Musical masters painting in perfect unison

I am a barbarian who knows next to nothing about classical music. Amsterdam boasts one of the world’s greatest orchestras, but I have never seen it perform. I couldn’t tell Beethoven from Mozart or Brahms from Bartok. I didn’t even know that the Koninklijk Concertgebouworkest (Royal Concertgebouw Orchestra; RCO) and Het Concertgebouw (Amsterdam’s Concert Hall) were two separate entities.

“You could compare them to KLM and Schiphol,” I was told.

“Yeah, but only if KLM was called Schiphol Airlines,” I thought to myself.

In short, I am supremely unqualified to write this blog. But that has never stopped me in the past. Fortunately, I know enough about music to have a deep respect for classical musicians and the immense skill, care and dedication they display. But the music itself is too formal or intricate for my liking. Or perhaps it’s just that I prefer listening to Radiohead, Johnny Cash and Cat Power.

Similarly, I’m not a huge fan of Dutch masters like Rembrandt, Frans Hals or Vermeer, partly because the content of their paintings doesn’t really appeal to my imagination. And yet I always marvel at the precision with which they depict their chosen subject, the exquisite rendition of light and colour, the superb attention to detail.
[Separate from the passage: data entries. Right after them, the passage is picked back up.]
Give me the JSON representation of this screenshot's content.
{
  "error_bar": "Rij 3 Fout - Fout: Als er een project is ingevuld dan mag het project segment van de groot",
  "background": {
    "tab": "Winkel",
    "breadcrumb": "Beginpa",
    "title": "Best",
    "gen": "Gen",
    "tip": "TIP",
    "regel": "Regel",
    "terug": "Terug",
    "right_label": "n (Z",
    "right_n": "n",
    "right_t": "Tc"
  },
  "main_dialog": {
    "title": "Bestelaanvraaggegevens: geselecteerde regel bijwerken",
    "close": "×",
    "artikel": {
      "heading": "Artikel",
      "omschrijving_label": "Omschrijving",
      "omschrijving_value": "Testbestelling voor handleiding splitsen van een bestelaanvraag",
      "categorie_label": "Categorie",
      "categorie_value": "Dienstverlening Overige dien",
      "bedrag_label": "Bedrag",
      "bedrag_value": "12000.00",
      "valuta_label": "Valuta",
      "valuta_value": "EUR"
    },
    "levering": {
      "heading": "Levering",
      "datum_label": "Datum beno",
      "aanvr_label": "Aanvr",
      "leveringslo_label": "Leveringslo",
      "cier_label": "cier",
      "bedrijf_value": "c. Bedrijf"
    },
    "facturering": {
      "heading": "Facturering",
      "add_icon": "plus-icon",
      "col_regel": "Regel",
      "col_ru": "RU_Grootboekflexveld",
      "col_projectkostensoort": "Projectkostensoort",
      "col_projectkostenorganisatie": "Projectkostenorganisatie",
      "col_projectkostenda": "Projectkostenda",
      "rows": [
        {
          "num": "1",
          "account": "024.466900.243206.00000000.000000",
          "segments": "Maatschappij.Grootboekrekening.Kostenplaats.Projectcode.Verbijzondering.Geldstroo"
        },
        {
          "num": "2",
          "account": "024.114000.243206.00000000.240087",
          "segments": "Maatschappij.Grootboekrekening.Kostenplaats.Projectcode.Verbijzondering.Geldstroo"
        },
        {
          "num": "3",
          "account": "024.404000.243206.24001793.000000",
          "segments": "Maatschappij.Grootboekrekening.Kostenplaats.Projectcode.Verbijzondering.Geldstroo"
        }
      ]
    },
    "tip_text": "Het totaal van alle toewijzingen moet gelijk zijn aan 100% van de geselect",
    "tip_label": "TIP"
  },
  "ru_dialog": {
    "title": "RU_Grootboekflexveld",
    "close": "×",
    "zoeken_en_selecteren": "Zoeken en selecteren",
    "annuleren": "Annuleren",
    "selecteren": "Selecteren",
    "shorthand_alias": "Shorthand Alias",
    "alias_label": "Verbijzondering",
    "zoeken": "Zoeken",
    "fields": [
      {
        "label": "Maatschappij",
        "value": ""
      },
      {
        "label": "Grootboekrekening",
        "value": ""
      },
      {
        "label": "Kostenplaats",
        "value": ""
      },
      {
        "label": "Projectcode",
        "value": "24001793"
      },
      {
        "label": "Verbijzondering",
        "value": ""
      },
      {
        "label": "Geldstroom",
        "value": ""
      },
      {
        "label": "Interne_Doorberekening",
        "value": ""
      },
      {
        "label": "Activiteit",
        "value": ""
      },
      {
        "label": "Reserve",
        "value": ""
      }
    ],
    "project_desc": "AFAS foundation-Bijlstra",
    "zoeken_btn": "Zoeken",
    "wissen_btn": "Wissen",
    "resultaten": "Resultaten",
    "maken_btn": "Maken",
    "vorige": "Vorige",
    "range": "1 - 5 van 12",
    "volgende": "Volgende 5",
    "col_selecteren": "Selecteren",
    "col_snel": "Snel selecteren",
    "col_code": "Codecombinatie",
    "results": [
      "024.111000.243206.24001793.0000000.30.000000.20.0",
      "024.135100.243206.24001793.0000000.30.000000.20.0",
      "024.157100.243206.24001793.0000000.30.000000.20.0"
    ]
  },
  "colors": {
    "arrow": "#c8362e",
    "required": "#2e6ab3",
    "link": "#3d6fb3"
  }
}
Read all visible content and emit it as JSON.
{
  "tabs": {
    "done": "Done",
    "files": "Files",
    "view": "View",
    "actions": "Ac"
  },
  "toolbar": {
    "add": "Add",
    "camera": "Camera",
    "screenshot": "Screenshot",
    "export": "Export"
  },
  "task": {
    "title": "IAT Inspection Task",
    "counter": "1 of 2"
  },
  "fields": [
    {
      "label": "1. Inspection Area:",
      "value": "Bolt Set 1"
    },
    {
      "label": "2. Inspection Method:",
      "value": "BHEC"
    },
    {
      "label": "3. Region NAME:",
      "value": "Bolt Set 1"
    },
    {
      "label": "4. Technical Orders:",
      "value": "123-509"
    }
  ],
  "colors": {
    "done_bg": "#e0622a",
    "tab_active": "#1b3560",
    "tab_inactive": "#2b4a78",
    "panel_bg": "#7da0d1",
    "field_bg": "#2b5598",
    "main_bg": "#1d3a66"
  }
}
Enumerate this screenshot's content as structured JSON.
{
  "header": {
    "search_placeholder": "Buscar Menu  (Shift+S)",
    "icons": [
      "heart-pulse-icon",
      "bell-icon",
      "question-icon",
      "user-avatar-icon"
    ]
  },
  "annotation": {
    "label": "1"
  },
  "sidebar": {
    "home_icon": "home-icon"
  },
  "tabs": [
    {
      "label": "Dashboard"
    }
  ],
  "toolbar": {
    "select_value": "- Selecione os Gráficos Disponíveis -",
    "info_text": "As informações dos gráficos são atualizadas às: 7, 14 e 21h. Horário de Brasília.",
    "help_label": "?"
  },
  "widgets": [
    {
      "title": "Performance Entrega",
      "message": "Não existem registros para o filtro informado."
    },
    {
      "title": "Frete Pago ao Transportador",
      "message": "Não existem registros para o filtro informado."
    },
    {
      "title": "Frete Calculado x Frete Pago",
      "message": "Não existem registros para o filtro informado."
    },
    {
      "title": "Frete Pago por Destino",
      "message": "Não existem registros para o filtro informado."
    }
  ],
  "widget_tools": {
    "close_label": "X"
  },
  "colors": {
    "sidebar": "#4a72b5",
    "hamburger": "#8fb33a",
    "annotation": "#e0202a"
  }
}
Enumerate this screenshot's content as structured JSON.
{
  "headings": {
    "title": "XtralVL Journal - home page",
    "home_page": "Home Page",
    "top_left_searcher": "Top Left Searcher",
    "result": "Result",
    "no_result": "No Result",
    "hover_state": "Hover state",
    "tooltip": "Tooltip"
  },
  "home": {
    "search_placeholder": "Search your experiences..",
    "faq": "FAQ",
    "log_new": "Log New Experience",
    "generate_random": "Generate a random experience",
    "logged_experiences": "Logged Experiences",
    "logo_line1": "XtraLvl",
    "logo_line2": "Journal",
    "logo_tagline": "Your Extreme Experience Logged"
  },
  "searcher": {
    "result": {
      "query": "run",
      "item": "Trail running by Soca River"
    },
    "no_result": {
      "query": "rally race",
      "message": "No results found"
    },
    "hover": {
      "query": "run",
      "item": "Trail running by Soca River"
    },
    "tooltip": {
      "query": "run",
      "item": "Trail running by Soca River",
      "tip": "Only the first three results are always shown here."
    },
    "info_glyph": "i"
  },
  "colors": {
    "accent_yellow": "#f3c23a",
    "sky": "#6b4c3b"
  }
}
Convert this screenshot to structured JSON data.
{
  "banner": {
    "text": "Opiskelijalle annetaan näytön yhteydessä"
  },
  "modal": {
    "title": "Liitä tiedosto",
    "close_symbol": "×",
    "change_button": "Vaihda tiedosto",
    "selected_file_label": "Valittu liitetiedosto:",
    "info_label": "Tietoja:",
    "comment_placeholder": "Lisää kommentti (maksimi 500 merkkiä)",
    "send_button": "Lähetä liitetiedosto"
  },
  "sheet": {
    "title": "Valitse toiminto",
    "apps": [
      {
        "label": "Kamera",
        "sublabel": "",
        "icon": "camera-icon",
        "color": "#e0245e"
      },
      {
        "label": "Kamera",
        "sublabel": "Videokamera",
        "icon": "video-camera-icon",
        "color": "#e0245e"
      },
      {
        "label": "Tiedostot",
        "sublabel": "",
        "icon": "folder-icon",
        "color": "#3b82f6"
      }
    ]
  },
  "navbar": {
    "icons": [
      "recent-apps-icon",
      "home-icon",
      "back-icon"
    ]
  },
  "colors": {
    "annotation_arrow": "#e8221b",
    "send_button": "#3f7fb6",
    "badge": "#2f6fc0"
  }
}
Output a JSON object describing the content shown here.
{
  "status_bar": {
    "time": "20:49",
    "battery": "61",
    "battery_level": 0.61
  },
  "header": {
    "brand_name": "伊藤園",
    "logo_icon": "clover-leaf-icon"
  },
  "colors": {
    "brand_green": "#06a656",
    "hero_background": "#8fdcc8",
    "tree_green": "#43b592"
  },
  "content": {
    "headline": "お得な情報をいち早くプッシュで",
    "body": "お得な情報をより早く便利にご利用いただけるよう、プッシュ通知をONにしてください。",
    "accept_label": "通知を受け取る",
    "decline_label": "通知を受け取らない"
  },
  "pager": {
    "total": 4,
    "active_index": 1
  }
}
In many ways, an orchestra is even more impressive, because you need to get a large group of masters painting in perfect unison, all the players contributing their own shade of light and dark to the music, and you need them to paint the same picture, with the same precision and passion, over and over again, wherever they may be performing.

The great advantage of an orchestra is that, unlike the paintings of the Dutch masters, it travels well. This year the RCO will celebrate its 125th anniversary with a world tour that will see the orchestra visiting Cape Town, Rio de Janeiro, Sydney and 20 other cities around the world. When I asked the PR department whether the orchestra, like rock stars before their concerts, had a rider specifying the needs and wishes of the musicians – blue M&Ms, pink champagne, cigars, shoe polish, a bow-tie press – I was presented with a 335-page book of essays charting the history of the orchestra, as well as a superbly designed photo book, from which I selected the wonderful images illustrating this blog.

As I sat skimming through the essays, looking for tasty titbits of inside information to share with you, it suddenly dawned on me that nothing I could write or show you would ever do justice to the quality of the orchestra or its music. It has to be heard to be believed. Preferably live.

Tickets for RCO’s world tour are selling like hotcakes. The Cape Town concert is already sold out, for example. But there is also some good news, because the orchestra will be performing open-air concerts in São Paulo on 23 June and in Amsterdam on 24 August, where the programme includes Tchaikovsky’s ‘1812 Overture’, conducted by the acclaimed Antonio Pappano.

If you do manage to attend the latter concert on the Prinsengracht, look out for a large, bald man bobbing around in a tiny boat, playing air violin. That’ll be me.